Serway & Jewett's definition of rotational equilibrium

Question

On p. 364 of Physics for Scientists and Engineers (9th ed.), Serway and Jewett define a rigid object to be in rotational equilibrium if it has an angular acceleration of zero. They then state that a necessary condition of rotational equilibrium is that the net torque about any axis must be 0, where "any" does mean "every", as confirmed by a later remark in the text.

I am badly misunderstanding something in the above. Consider the example of a rod of length $\ell$ located at time $t=0$ from $(0,0)$ to $(0,\ell)$ in some inertial reference frame. Suppose that two identical and constant forces with magnitudes $F$ act on the ends of the rod, wherever they are, and that these forces are directed in the positive $x$ direction.

I claim that the rod has zero angular acceleration in this reference frame, and is thus in rotational equilibrium. According to S&J, the net torque on the rod about any axis must be $0$. But consider in this reference frame the axis through the origin that is perpendicular to the $xy$-plane. Calculating $\mathbf{r}(t) \times \mathbf{F}$, isn't the torque about this axis always in the negative $z$ direction with constant magnitude $\ell F \not = 0$?

[To clarify: the calculation in the previous paragraph is really a calculation of $$\mathbf{r}_A(t) \times \mathbf{F} + \mathbf{r}_B(t) \times \mathbf{F}$$ where $A$ and $B$ are the ends of the rod.]

Answer 1

For rotational equilibrium the sum of all the torques acting on the object is zero.

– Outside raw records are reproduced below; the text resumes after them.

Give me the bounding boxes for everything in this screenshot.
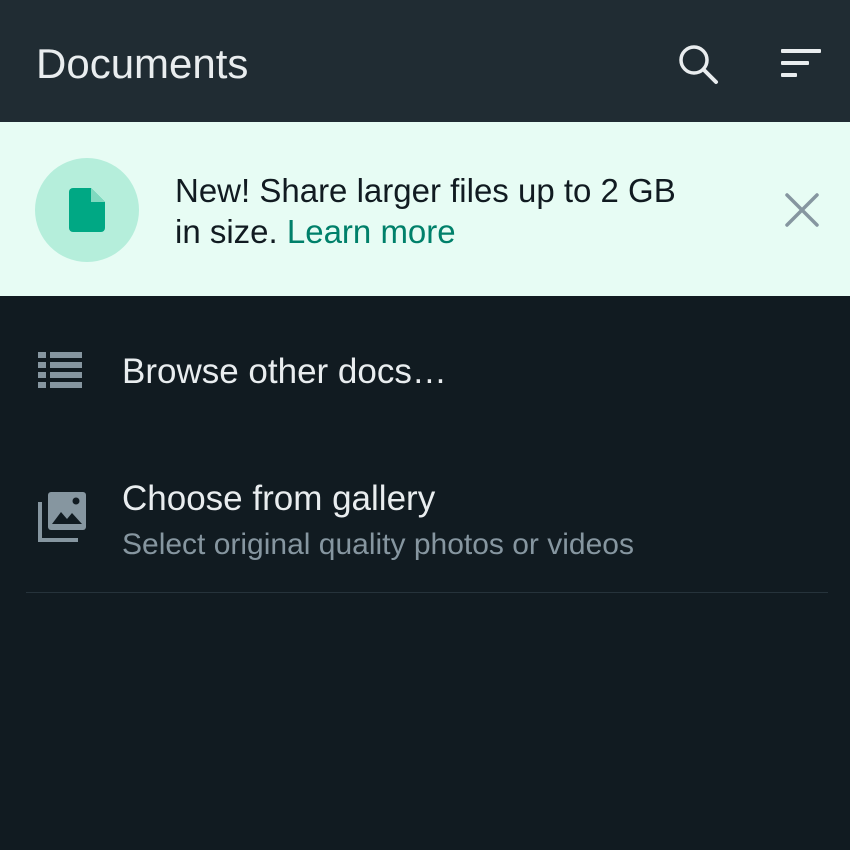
list-divider	[26, 592, 828, 593]
learn-more-link[interactable]: Learn more	[287, 213, 456, 250]
close-banner-button[interactable]	[772, 180, 832, 240]
gallery-icon	[36, 490, 88, 549]
browse-other-docs-option[interactable]: Browse other docs…	[0, 328, 850, 418]
file-icon-badge	[35, 158, 139, 262]
sort-button[interactable]	[772, 34, 832, 94]
app-bar: Documents	[0, 0, 850, 122]
banner-message: New! Share larger files up to 2 GB in si…	[175, 170, 695, 252]
search-button[interactable]	[668, 34, 728, 94]
choose-from-gallery-option[interactable]: Choose from gallery Select original qual…	[0, 460, 850, 590]
page-title: Documents	[36, 40, 249, 87]
browse-other-docs-label: Browse other docs…	[122, 352, 447, 391]
choose-from-gallery-label: Choose from gallery	[122, 479, 436, 518]
sort-icon	[781, 49, 821, 77]
search-icon	[679, 45, 718, 84]
file-icon	[69, 188, 105, 232]
large-files-banner: New! Share larger files up to 2 GB in si…	[0, 122, 850, 296]
close-icon	[785, 193, 819, 227]
choose-from-gallery-subtitle: Select original quality photos or videos	[122, 528, 634, 561]
list-icon	[36, 350, 84, 395]
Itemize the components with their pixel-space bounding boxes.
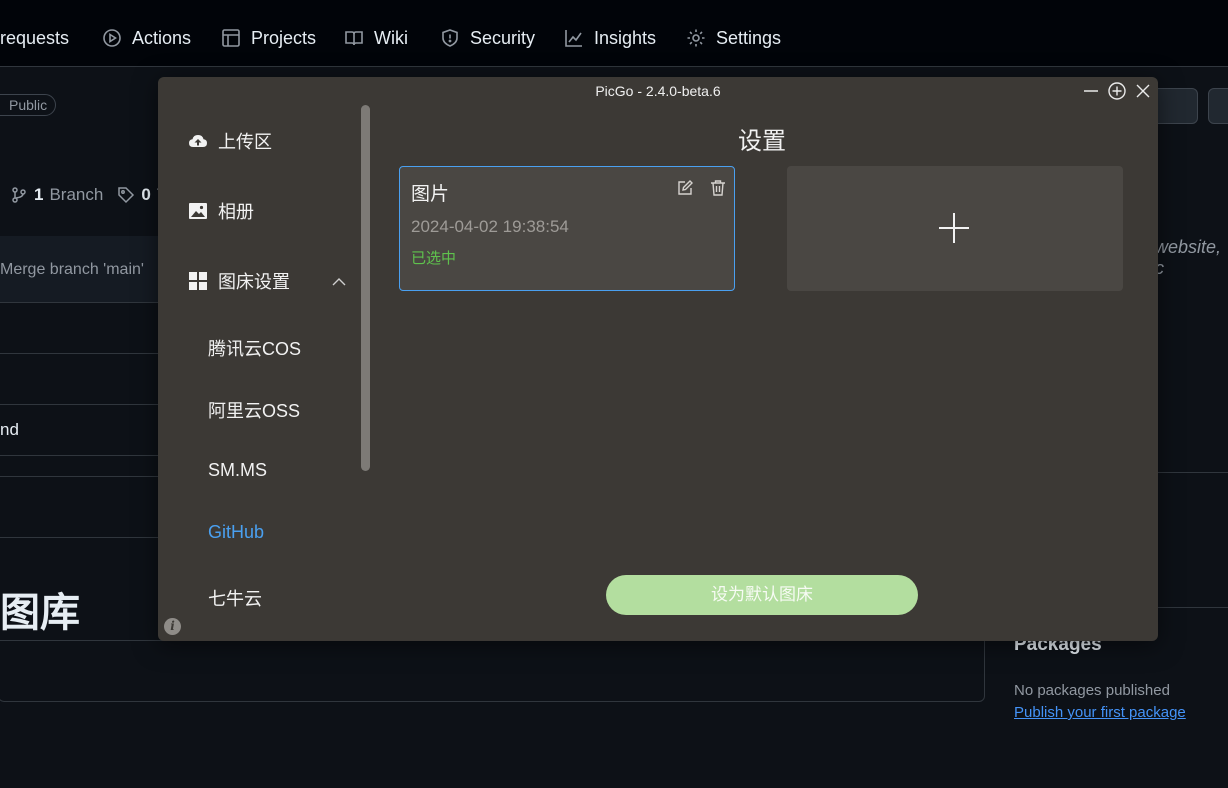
chevron-up-icon[interactable] — [332, 274, 346, 286]
edit-icon — [678, 180, 693, 195]
nav-insights[interactable]: Insights — [564, 22, 656, 54]
pin-button[interactable] — [1107, 81, 1127, 101]
sidebar-item-smms[interactable]: SM.MS — [208, 460, 267, 481]
sidebar-scrollbar[interactable] — [361, 105, 370, 471]
nav-projects-label: Projects — [251, 27, 317, 48]
nav-wiki[interactable]: Wiki — [344, 22, 408, 54]
edit-button[interactable] — [676, 179, 694, 197]
repo-nav-bar: requests Actions Projects Wiki Security … — [0, 0, 1228, 67]
sidebar-item-gallery[interactable]: 相册 — [188, 198, 254, 224]
set-default-picbed-button[interactable]: 设为默认图床 — [606, 575, 918, 615]
plus-circle-icon — [1108, 82, 1126, 100]
commit-message[interactable]: Merge branch 'main' — [0, 261, 144, 279]
nav-actions-label: Actions — [132, 27, 192, 48]
config-card[interactable]: 图片 2024-04-02 19:38:54 已选中 — [399, 166, 735, 291]
picgo-window: PicGo - 2.4.0-beta.6 上传区 相册 图床设置 腾讯云COS … — [158, 77, 1158, 641]
sidebar-item-tencent-cos[interactable]: 腾讯云COS — [208, 335, 301, 361]
visibility-badge: Public — [0, 94, 57, 116]
tag-count: 0 — [141, 185, 151, 204]
sidebar-item-upload-label: 上传区 — [218, 132, 272, 152]
play-circle-icon — [103, 29, 121, 47]
nav-insights-label: Insights — [594, 27, 657, 48]
nav-wiki-label: Wiki — [374, 27, 408, 48]
nav-security[interactable]: Security — [440, 22, 535, 54]
sidebar-item-qiniu[interactable]: 七牛云 — [208, 585, 262, 611]
repo-action-dropdown-2[interactable] — [1208, 88, 1228, 124]
file-row-name[interactable]: nd — [0, 420, 19, 440]
page-title: 设置 — [738, 128, 786, 155]
config-date: 2024-04-02 19:38:54 — [411, 217, 569, 236]
close-icon — [1136, 84, 1150, 98]
publish-package-link[interactable]: Publish your first package — [1014, 704, 1186, 721]
nav-actions[interactable]: Actions — [102, 22, 191, 54]
trash-icon — [711, 180, 725, 196]
image-icon — [189, 203, 207, 219]
nav-projects[interactable]: Projects — [221, 22, 316, 54]
nav-security-label: Security — [470, 27, 536, 48]
delete-button[interactable] — [709, 179, 727, 197]
branch-summary: 1 Branch 0 T — [10, 185, 167, 205]
sidebar-item-aliyun-oss[interactable]: 阿里云OSS — [208, 397, 300, 423]
info-icon[interactable]: i — [164, 618, 181, 635]
config-name: 图片 — [411, 184, 450, 205]
tag-icon — [118, 187, 135, 204]
about-description: website, c — [1155, 237, 1222, 278]
sidebar-item-github[interactable]: GitHub — [208, 522, 264, 543]
plus-icon — [939, 213, 969, 243]
gear-icon — [687, 29, 705, 47]
sidebar-item-gallery-label: 相册 — [218, 202, 254, 222]
minimize-button[interactable] — [1081, 81, 1101, 101]
nav-pull-requests[interactable]: requests — [0, 22, 69, 54]
sidebar-item-upload[interactable]: 上传区 — [188, 128, 272, 154]
add-config-button[interactable] — [787, 166, 1123, 291]
nav-settings-label: Settings — [716, 27, 782, 48]
nav-settings[interactable]: Settings — [686, 22, 781, 54]
cloud-upload-icon — [189, 135, 207, 147]
grid-icon — [189, 272, 207, 290]
window-title: PicGo - 2.4.0-beta.6 — [595, 83, 721, 99]
table-icon — [222, 29, 240, 47]
readme-title: 图库 — [0, 591, 80, 635]
shield-icon — [442, 29, 458, 47]
sidebar-item-picbed-settings-label: 图床设置 — [218, 272, 290, 292]
sidebar-item-picbed-settings[interactable]: 图床设置 — [188, 268, 290, 294]
graph-icon — [565, 30, 582, 47]
config-selected-status: 已选中 — [411, 250, 457, 267]
packages-empty-text: No packages published — [1014, 682, 1170, 699]
minimize-icon — [1084, 90, 1098, 92]
window-titlebar[interactable]: PicGo - 2.4.0-beta.6 — [158, 77, 1158, 105]
book-icon — [345, 31, 363, 46]
branch-label[interactable]: Branch — [49, 185, 103, 205]
branch-count: 1 — [34, 185, 44, 204]
branch-icon — [12, 187, 26, 203]
close-button[interactable] — [1133, 81, 1153, 101]
nav-pull-requests-label: requests — [0, 27, 70, 48]
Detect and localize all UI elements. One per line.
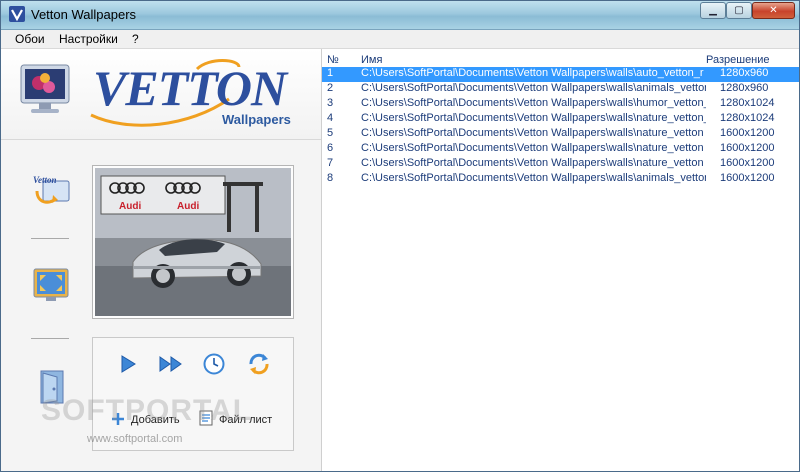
table-row[interactable]: 1 C:\Users\SoftPortal\Documents\Vetton Wa… [322, 67, 799, 82]
column-header-resolution[interactable]: Разрешение [706, 54, 770, 66]
row-file-path: C:\Users\SoftPortal\Documents\Vetton Wal… [361, 97, 706, 109]
menu-wallpapers[interactable]: Обои [15, 32, 45, 46]
table-row[interactable]: 5 C:\Users\SoftPortal\Documents\Vetton Wa… [322, 127, 799, 142]
logo-subtitle: Wallpapers [222, 112, 291, 127]
row-number: 6 [327, 142, 334, 154]
row-resolution: 1600x1200 [720, 172, 775, 184]
row-resolution: 1280x1024 [720, 97, 775, 109]
row-number: 7 [327, 157, 334, 169]
row-number: 1 [327, 67, 334, 79]
row-resolution: 1280x960 [720, 82, 769, 94]
list-header: № Имя Разрешение [322, 49, 799, 67]
fast-forward-icon[interactable] [159, 355, 183, 373]
app-logo-icon [9, 6, 25, 22]
sidebar-separator [31, 238, 69, 239]
maximize-button[interactable]: ▢ [726, 2, 752, 19]
row-resolution: 1280x960 [720, 67, 769, 79]
row-file-path: C:\Users\SoftPortal\Documents\Vetton Wal… [361, 157, 704, 169]
preview-banner-text: Audi [177, 201, 199, 212]
stretch-screen-icon[interactable] [31, 265, 71, 305]
row-resolution: 1600x1200 [720, 157, 775, 169]
row-file-path: C:\Users\SoftPortal\Documents\Vetton Wal… [361, 112, 706, 124]
minimize-button[interactable]: ▁ [700, 2, 726, 19]
row-number: 2 [327, 82, 334, 94]
menu-settings[interactable]: Настройки [59, 32, 118, 46]
refresh-icon[interactable] [247, 352, 271, 376]
row-file-path: C:\Users\SoftPortal\Documents\Vetton Wal… [361, 82, 706, 94]
wallpaper-preview: Audi Audi [92, 165, 294, 319]
app-window: Vetton Wallpapers ▁ ▢ ✕ Обои Настройки ? [0, 0, 800, 472]
logo-banner: VETTON Wallpapers [1, 49, 321, 140]
window-title: Vetton Wallpapers [31, 7, 137, 22]
table-row[interactable]: 6 C:\Users\SoftPortal\Documents\Vetton Wa… [322, 142, 799, 157]
row-resolution: 1600x1200 [720, 127, 775, 139]
column-header-name[interactable]: Имя [361, 54, 382, 66]
table-row[interactable]: 4 C:\Users\SoftPortal\Documents\Vetton Wa… [322, 112, 799, 127]
row-file-path: C:\Users\SoftPortal\Documents\Vetton Wal… [361, 142, 704, 154]
title-bar[interactable]: Vetton Wallpapers ▁ ▢ ✕ [1, 1, 799, 30]
watermark-url: www.softportal.com [87, 433, 183, 445]
left-panel: VETTON Wallpapers Vetton Audi Audi Добав… [1, 49, 322, 471]
row-resolution: 1600x1200 [720, 142, 775, 154]
row-file-path: C:\Users\SoftPortal\Documents\Vetton Wal… [361, 67, 704, 79]
row-number: 5 [327, 127, 334, 139]
monitor-logo-icon [20, 64, 70, 113]
row-resolution: 1280x1024 [720, 112, 775, 124]
menu-bar: Обои Настройки ? [1, 30, 799, 49]
preview-banner-text: Audi [119, 201, 141, 212]
svg-text:Vetton: Vetton [33, 175, 57, 185]
table-row[interactable]: 3 C:\Users\SoftPortal\Documents\Vetton Wa… [322, 97, 799, 112]
row-file-path: C:\Users\SoftPortal\Documents\Vetton Wal… [361, 172, 706, 184]
vetton-wallpaper-icon[interactable]: Vetton [31, 169, 71, 209]
clock-icon[interactable] [203, 353, 225, 375]
logo-brand-text: VETTON [93, 60, 287, 116]
sidebar-separator [31, 338, 69, 339]
wallpaper-list[interactable]: № Имя Разрешение 1 C:\Users\SoftPortal\Do… [322, 49, 799, 471]
row-number: 8 [327, 172, 334, 184]
column-header-number[interactable]: № [327, 54, 339, 66]
menu-help[interactable]: ? [132, 32, 139, 46]
row-file-path: C:\Users\SoftPortal\Documents\Vetton Wal… [361, 127, 704, 139]
table-row[interactable]: 8 C:\Users\SoftPortal\Documents\Vetton Wa… [322, 172, 799, 187]
row-number: 4 [327, 112, 334, 124]
watermark-text: SOFTPORTAL [41, 394, 253, 427]
table-row[interactable]: 2 C:\Users\SoftPortal\Documents\Vetton Wa… [322, 82, 799, 97]
play-icon[interactable] [119, 355, 137, 373]
table-row[interactable]: 7 C:\Users\SoftPortal\Documents\Vetton Wa… [322, 157, 799, 172]
close-button[interactable]: ✕ [752, 2, 795, 19]
row-number: 3 [327, 97, 334, 109]
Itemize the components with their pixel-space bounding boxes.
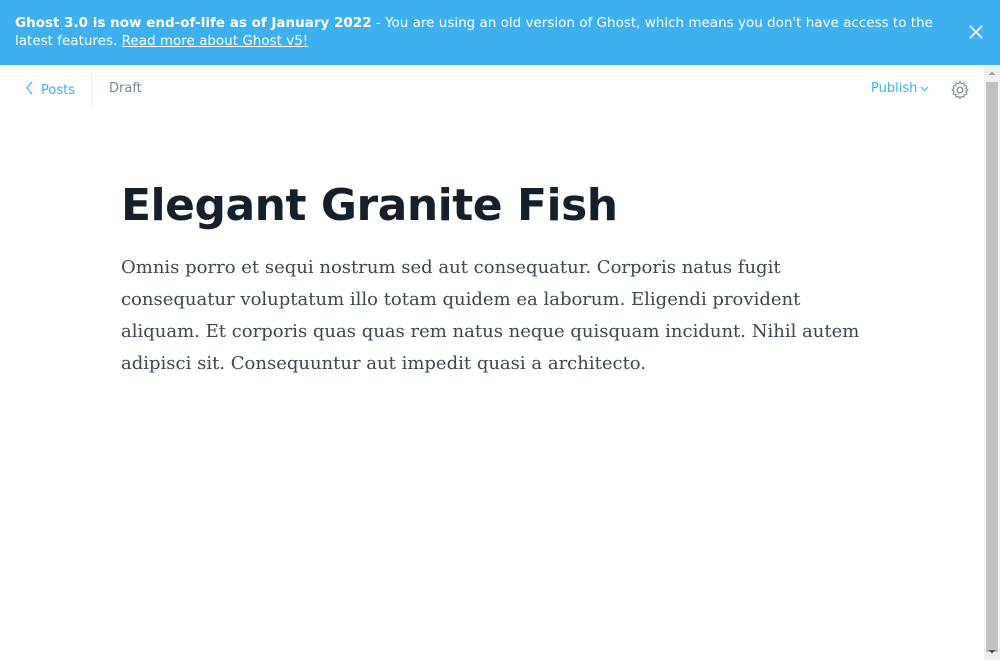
banner-headline: Ghost 3.0 is now end-of-life as of Janua… [15, 15, 372, 31]
gear-icon[interactable] [950, 80, 970, 100]
chevron-down-icon [920, 81, 929, 96]
scroll-down-arrow-icon[interactable] [984, 643, 1000, 660]
chevron-left-icon [25, 81, 35, 99]
end-of-life-banner: Ghost 3.0 is now end-of-life as of Janua… [0, 0, 1000, 65]
back-to-posts-link[interactable]: Posts [25, 79, 75, 101]
post-status: Draft [109, 81, 142, 96]
post-body[interactable]: Omnis porro et sequi nostrum sed aut con… [121, 252, 861, 380]
back-to-posts-label: Posts [41, 82, 75, 98]
post-editor: Elegant Granite Fish Omnis porro et sequ… [121, 178, 861, 380]
toolbar-divider [91, 72, 92, 108]
editor-toolbar: Posts Draft Publish [0, 65, 984, 115]
banner-read-more-link[interactable]: Read more about Ghost v5! [122, 33, 309, 49]
vertical-scrollbar[interactable] [984, 65, 1000, 660]
scroll-up-arrow-icon[interactable] [984, 65, 1000, 82]
close-icon[interactable] [968, 24, 984, 40]
scrollbar-thumb[interactable] [986, 82, 998, 652]
post-title[interactable]: Elegant Granite Fish [121, 178, 861, 234]
publish-label: Publish [871, 81, 918, 96]
publish-button[interactable]: Publish [871, 81, 929, 96]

In your example the sum of torque about (0,0) due to the force at (0, l) and the torque about (0,l) due to the force at (0,0) is zero.

Hope this helps.

Answer 2

Firstly, the angular momentum of a rigid body about a given point is the sum of orbital and spin angular momentum: $$\mathbf{L}=m\mathbf{r}_\text{CM}\times\mathbf{v}_\text{CM}+I_\text{CM}\boldsymbol{\omega}.$$ The former depends on the choice of origin but the latter doesn't. Secondly, when the point of consideration is changed by $\mathbf{R}$, the net torque changes as $$\sum_i(\mathbf{r}_i+\mathbf{R})\times\mathbf{F}_i = \sum_i\mathbf{r}_i\times\mathbf{F}_i + \mathbf{R}\times\sum_i \mathbf{F}_i$$ so, as can be seen from the additional term, the net force is required to be zero in order for the net torque about any point to be the same.

In your example, the net force isn't zero so the net torque will depend on the point chosen. The spin angular momentum is zero but the orbital angular momentum is changing, which is consistent with the nonzero net torque about the origin. The general principle is that the net torque about a point is always equal to the rate of change of the total angular momentum about that point.